Top military officers say: "Keep law banning homosexuals"

With increasing buzz from the Obama administration and from the Democrat-controlled Congress about overturning Bill Clinton's interpretation of the 1993 law banning open homosexuals from serving in the military, over 1,000 military officers, including top flag rank officers, are urging President Barack Obama and the Congress to maintain the law that bars homosexuals from serving openly in the armed forces.

President Clinton, as one of his first acts as president, tried to overturn the law banning open homosexuals from serving in the military. After one of the largest grass-roots uproars of all time, the Democrat-controlled Congress in 1993 passed a law reaffirming the long-held view that open homosexuals should not serve in the military.

That is when Clinton contravented the law passed by Congress and adopted his "Don't Ask, Don't Tell" administrative rules which the homosexual lobby opposed and groups such as the Center for Military Readiness opposed for different reasons.

It's president, Elaine Donnelly -- who, along with Admiral Thomas Moore, led the effort to oppose Bill Clinton's policy in 1993 -- was responsible for gathering the signatures of the 1,000 military officers opposing Obama's latest social policy encroachment on the military.

In their letter to President Obama and Congress, these 1,000 military officers said that passage of a bill -- which has already introduced in Congress -- allowing open homosexuals to serve in the military "would undermine recruiting and retention, impact leadership at all levels, have adverse effects on the willingness of parents who lend their sons and daughters to military service, and eventually break the All-Volunteer Force." Indeed, if the law was to pass, up to 25% of military personnel said they would quit the military or would consider resigning, including over 10% who would definitely quit the military over Obama's change in policy according to a recent poll.

The officers also said that they strongly supported the principle that "homosexuality is incompatible with military service" and warned that "unit cohesion" and lowered morale would be the result of the passage of such a law by the Democrats in Congress.

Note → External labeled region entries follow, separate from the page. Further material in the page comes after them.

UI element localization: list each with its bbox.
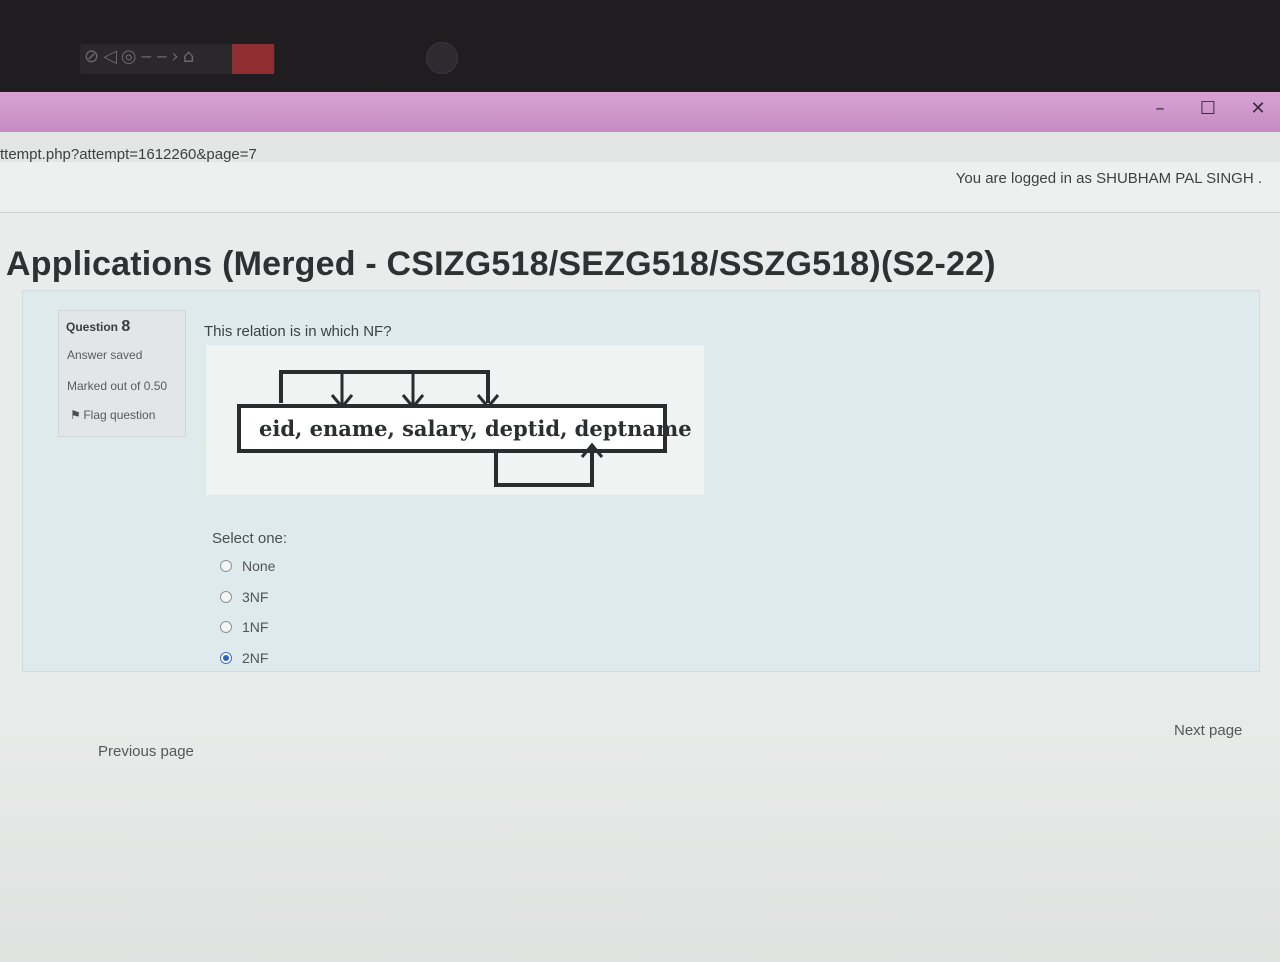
webcam-indicator — [232, 44, 274, 74]
option-label: 2NF — [242, 650, 269, 666]
radio-1nf[interactable] — [220, 621, 232, 633]
relation-attributes: eid, ename, salary, deptid, deptname — [259, 416, 692, 441]
question-number-value: 8 — [121, 318, 131, 335]
previous-page-button[interactable]: Previous page — [98, 743, 194, 760]
minimize-button[interactable]: – — [1140, 95, 1180, 123]
select-one-label: Select one: — [212, 530, 288, 547]
maximize-button[interactable]: ☐ — [1188, 95, 1228, 123]
radio-none[interactable] — [220, 560, 232, 572]
close-button[interactable]: ✕ — [1238, 95, 1278, 123]
answer-status: Answer saved — [67, 348, 143, 362]
radio-3nf[interactable] — [220, 591, 232, 603]
page-title: Applications (Merged - CSIZG518/SEZG518/… — [6, 245, 996, 283]
url-text[interactable]: ttempt.php?attempt=1612260&page=7 — [0, 146, 257, 163]
option-label: 1NF — [242, 619, 269, 635]
option-label: None — [242, 558, 276, 574]
logged-in-text: You are logged in as SHUBHAM PAL SINGH . — [955, 170, 1262, 187]
question-label: Question — [66, 320, 119, 334]
next-page-button[interactable]: Next page — [1174, 722, 1242, 739]
dependency-diagram: eid, ename, salary, deptid, deptname — [206, 345, 704, 495]
option-3nf[interactable]: 3NF — [220, 586, 268, 608]
option-none[interactable]: None — [220, 555, 275, 577]
option-2nf[interactable]: 2NF — [220, 647, 268, 669]
marks-text: Marked out of 0.50 — [67, 379, 168, 393]
top-dependency-line — [279, 370, 490, 403]
question-text: This relation is in which NF? — [204, 323, 392, 340]
option-1nf[interactable]: 1NF — [220, 616, 268, 638]
dependency-diagram-svg: eid, ename, salary, deptid, deptname — [237, 370, 692, 487]
flag-question-label: Flag question — [83, 408, 156, 422]
question-number: Question 8 — [66, 318, 130, 336]
flag-icon: ⚑ — [70, 408, 81, 422]
radio-2nf[interactable] — [220, 652, 232, 664]
window-title-bar — [0, 92, 1280, 132]
page-footer-area — [0, 700, 1280, 962]
sensor-icon — [426, 42, 458, 74]
option-label: 3NF — [242, 589, 269, 605]
camera-icon: ⊘◁◎‒‒›⌂ — [84, 46, 199, 67]
flag-question-link[interactable]: ⚑ Flag question — [70, 408, 155, 422]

Former commandant of the Marine Corps, General Carl E. Mundy, Jr,, according to the Associated Press, said that he believed that a "large segment" of currently serving officers shared the views expressed in the statement signed by the 1,000 military officers.

General Mundy said: "We just see a great many downsides to attempting to enforce on the military something I don't know is widely accepted in American society." Joining General Mundy in signing the letter to Obama and the Democrat-controlled Congress were other top-ranking military officers such as: Admiral Leighton W. Smith, a former commander of the U.S. Naval Forces Europe, General Charles A. Horner, who commanded U.S. aerial forces during the 1990-1991 Gulf War, and Admiral Jerome L. Johnson, a former vice chief of Naval Operations.